Keep Costs Down Where You Can
If you're choosing a print out, framing can be expensive. Keep costs down by only using designs that easily fit into standard-sized frames, that are considerably cheaper than custom frames. You can also look for old-fashioned frames at storage area and property sales and then work backward, filling in the photo after you have the frame.
Or, one of the benefits of a wall-mounted shelf or other unorthodox decoration is the lack of body - that can frequently be a big cost benefits. There tend to be creative workarounds. The company Wellmade offers Gallery STiiCKs that can figure any poster on two attributes for a small percentage of what traditional framing costs - that's what I decided for my three prints above the foundation.

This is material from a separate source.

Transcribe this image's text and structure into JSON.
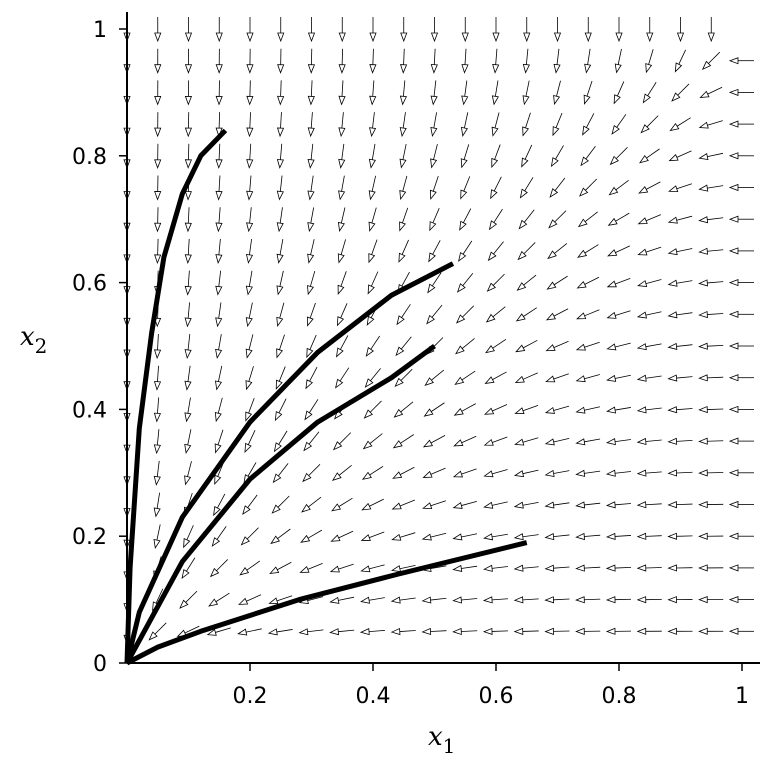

There's also companies that print photos onto canvas or solid wood - and that don't desire a frame at all. If you are a shutterbug and have some great pics you'd like to hang, this might be your chance. Shutterfly offers this service, for example, and you can often find half-off deals.
For my dining room (pictured above), which also offers high ceilings and mixes right into the living room, I put two prints made and chose a custom size for every single that fit the wall-space properly. Because I'm a deal-hunter, the put together pair cost less than $100 - about the price tag on getting one large-ish poster custom framed.
Choosing the right art for a sizable space isn't easy - but it could be done if you take the time to really plan out what you need. Think through the scale, type, coloring, framing and cost of what you want. And get enthusiasm from the web and beyond - sites like Houzz can provide you great ideas, as can home d?cor newspapers, or even just shopping at home goods stores and seeing that they have their showrooms setup.
The key is visualizing what you need before you own it and then patiently working toward discovering the right fine art at the right cost for your space. Don't rush things - Rome wasn't built in a day, as well as your home won't be decorated in a day. But when your home is fully decorated, it'll look fabulous!